Alaska Salmon, Fennel and Tomato Salad - Wild Alaska Salmon And Seafood Company
Alaska Salmon, Fennel & Tomato Salad
Recipe type: Salad
Cuisine: Seafood
Serves: 4
Prep time:
Cook time:
Total time:
A healthy and delicious salmon salad to herald the coming of spring!

We recommend using Wild Alaska Salmon & Seafood's Wild Caught Sockeye Salmon for this recipe.
  • 4 Alaska Salmon steaks or fillets (4 to 6 oz. each), fresh, thawed or frozen
  • 7 Tablespoons olive oil, divided
  • 1 cup frozen broad beans or edamame
  • 3 Tablespoons red wine vinegar
  • 1 teaspoon Dijon mustard
  • 1 large fennel bulb, trimmed and very thinly sliced
  • 4 large tomatoes, cut in wedges or slices
  • ¼ cup capers
  • Salt and black pepper, to taste
  • 2 fresh dill sprigs
  1. Rinse any ice glaze from frozen Alaska Salmon under cold water; pat dry with paper towel. Heat a heavy nonstick skillet over medium-high heat. Brush both sides of salmon with 1 tablespoon oil. Place salmon in heated skillet and cook, uncovered, about 3 to 4 minutes, until browned. Shake pan occasionally to keep fish from sticking.
  2. Turn salmon over; cover pan tightly and reduce heat to medium. Cook an additional 6 to 8 minutes for frozen salmon or 3 to 4 minutes for fresh/thawed fish. Cook just until fish is opaque throughout. Remove from skillet and cool.
  3. Meanwhile, cook the broad beans in boiling, lightly salted water for 3 to 4 minutes. Rinse with cold water, then shell the beans, removing their thick outer coating to reveal the bright, tender green beans.

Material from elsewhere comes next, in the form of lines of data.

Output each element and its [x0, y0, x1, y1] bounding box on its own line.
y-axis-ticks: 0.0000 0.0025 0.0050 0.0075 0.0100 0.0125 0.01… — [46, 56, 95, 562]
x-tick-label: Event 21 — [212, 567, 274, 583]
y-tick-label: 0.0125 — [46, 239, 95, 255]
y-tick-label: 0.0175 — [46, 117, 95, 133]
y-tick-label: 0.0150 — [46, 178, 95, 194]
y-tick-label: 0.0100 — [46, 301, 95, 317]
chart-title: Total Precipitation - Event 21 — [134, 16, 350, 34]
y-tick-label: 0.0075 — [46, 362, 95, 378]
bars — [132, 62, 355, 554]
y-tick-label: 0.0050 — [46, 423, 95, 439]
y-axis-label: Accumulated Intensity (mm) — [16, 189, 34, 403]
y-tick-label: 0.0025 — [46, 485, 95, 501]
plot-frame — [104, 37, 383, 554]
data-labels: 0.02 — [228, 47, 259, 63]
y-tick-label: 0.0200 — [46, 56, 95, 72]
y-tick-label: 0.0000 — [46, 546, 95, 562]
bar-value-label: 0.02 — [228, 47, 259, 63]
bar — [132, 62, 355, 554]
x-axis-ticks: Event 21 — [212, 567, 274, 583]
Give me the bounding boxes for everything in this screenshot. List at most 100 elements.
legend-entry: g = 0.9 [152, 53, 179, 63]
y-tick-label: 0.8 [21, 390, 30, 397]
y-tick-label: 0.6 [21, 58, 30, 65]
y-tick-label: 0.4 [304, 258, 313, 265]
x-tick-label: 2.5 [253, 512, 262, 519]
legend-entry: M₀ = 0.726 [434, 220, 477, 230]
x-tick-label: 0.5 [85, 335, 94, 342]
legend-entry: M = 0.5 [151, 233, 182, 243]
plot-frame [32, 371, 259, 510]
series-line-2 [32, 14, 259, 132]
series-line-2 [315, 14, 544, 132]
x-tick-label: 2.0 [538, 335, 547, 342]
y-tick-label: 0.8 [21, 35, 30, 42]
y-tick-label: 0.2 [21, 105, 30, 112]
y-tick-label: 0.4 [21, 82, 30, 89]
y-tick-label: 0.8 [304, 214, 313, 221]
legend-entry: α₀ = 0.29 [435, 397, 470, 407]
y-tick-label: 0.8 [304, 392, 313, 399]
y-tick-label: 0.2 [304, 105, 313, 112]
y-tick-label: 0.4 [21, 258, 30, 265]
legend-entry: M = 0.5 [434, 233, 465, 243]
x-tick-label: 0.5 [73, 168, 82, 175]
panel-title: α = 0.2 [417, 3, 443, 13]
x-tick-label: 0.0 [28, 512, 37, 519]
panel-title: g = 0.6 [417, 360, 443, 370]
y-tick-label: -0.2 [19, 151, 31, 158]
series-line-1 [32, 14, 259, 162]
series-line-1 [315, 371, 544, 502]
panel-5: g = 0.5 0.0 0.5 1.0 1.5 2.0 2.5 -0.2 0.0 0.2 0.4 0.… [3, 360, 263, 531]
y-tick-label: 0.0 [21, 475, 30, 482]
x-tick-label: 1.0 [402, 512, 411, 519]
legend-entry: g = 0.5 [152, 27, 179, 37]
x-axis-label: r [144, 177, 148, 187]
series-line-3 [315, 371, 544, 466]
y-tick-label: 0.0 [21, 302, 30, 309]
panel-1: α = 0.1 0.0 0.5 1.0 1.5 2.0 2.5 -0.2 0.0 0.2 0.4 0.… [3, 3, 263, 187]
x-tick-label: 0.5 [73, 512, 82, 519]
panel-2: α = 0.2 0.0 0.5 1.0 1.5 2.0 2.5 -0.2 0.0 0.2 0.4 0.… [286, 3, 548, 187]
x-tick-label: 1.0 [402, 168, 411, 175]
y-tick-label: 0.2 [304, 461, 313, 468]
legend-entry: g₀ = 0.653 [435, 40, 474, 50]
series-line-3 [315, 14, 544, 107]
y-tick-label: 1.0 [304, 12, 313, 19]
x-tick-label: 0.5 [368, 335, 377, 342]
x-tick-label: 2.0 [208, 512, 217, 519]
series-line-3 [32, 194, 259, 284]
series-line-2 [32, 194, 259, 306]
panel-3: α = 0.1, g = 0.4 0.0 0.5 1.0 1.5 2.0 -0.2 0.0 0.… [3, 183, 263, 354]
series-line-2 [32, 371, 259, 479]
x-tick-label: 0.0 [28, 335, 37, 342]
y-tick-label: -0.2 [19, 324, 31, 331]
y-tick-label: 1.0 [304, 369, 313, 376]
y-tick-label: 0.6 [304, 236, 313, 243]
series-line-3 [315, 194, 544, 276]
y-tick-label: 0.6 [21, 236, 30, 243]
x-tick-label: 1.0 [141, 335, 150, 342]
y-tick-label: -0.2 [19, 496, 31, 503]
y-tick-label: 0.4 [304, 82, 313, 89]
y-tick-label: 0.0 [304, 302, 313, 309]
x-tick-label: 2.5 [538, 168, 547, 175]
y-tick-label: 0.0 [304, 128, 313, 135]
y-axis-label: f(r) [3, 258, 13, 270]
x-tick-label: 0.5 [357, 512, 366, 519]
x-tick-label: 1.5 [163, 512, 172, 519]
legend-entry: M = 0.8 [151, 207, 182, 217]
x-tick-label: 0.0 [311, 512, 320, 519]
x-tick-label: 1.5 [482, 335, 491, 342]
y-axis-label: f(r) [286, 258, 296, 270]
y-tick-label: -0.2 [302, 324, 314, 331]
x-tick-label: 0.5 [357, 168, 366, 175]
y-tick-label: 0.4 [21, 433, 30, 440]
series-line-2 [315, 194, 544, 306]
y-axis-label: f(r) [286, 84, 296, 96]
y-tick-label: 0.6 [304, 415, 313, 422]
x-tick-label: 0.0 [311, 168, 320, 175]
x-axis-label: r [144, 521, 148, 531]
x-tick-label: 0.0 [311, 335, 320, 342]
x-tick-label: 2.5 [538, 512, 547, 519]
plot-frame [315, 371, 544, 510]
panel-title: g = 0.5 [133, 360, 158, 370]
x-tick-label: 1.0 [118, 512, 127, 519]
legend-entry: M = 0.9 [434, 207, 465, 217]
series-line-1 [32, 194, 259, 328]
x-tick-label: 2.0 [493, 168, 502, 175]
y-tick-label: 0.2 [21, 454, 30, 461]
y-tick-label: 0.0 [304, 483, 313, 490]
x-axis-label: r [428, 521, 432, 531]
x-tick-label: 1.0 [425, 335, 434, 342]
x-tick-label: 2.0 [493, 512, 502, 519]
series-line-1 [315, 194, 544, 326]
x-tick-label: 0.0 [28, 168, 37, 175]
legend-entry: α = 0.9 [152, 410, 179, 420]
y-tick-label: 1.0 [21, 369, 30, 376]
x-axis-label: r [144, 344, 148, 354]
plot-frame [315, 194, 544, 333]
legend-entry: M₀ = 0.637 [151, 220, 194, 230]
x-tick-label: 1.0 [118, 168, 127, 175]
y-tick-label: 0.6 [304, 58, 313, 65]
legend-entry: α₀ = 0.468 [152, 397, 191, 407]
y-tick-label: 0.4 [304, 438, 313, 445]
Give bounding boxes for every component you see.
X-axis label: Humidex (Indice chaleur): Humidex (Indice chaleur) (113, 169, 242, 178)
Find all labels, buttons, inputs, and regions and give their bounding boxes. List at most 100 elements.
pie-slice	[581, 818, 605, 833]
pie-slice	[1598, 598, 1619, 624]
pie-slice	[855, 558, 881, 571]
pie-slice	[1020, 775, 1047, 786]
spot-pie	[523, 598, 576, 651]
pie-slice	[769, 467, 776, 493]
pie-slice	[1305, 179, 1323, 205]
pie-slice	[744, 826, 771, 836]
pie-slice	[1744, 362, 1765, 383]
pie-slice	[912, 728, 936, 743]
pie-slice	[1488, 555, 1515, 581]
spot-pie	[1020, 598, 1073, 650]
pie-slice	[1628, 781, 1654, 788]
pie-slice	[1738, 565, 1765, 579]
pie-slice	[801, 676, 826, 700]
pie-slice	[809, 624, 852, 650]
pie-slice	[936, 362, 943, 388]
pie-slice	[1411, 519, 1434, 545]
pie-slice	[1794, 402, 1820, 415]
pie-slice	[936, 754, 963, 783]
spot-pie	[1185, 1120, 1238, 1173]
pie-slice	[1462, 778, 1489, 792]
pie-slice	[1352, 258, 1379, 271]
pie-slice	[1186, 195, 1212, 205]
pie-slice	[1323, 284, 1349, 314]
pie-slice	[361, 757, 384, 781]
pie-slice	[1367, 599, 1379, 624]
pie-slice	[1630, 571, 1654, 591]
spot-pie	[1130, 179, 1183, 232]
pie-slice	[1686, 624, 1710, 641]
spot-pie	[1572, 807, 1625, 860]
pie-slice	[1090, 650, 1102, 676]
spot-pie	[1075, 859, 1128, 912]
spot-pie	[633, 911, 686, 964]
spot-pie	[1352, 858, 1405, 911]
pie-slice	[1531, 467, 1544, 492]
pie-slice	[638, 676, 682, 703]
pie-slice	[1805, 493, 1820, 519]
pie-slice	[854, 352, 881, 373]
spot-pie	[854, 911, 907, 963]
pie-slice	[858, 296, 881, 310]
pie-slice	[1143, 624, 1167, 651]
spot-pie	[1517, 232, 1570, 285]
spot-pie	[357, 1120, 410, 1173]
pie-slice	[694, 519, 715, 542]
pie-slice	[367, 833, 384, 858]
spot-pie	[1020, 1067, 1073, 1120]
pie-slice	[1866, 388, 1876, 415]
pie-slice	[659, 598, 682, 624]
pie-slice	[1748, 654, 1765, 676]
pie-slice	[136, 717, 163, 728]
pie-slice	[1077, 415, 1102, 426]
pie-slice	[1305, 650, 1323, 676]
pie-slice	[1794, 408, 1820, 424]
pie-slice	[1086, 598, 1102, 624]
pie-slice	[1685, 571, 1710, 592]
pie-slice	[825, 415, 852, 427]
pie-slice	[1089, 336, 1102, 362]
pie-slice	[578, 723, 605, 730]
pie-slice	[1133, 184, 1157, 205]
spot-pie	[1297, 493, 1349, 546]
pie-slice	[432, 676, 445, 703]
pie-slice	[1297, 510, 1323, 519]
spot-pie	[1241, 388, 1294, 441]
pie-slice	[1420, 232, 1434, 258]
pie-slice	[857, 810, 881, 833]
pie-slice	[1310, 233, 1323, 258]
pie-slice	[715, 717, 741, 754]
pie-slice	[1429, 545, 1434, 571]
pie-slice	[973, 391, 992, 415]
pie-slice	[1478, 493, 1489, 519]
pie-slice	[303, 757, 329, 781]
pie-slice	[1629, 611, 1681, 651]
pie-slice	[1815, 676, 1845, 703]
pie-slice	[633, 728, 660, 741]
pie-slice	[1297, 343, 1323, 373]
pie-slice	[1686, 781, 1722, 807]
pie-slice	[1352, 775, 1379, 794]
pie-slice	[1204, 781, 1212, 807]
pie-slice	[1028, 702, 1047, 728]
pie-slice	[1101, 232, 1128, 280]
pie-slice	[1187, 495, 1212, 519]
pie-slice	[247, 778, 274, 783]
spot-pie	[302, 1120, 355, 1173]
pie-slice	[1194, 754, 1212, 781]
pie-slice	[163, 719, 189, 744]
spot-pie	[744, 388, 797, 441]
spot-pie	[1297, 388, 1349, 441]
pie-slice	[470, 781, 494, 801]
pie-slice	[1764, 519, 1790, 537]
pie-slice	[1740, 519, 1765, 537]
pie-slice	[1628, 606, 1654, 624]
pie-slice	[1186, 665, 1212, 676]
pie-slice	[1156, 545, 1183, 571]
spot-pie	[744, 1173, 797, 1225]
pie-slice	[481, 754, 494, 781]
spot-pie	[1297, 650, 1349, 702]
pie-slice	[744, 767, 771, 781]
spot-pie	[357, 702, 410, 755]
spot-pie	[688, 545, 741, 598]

  4. In a large bowl, mix the remaining olive oil with the vinegar and mustard. Season with a pinch of salt and black pepper. Add the fennel, tomatoes, beans and capers.
  5. Break salmon into large chunks (removing skin, if any); add to the salad, tossing gently to mix. Divide among four serving plates, spooning any remaining dressing over salad. Snip fresh dill over the top before serving.
  6. Cook’s tip: Use fresh broad beans when they are in season, or try frozen edamame beans as an alternative.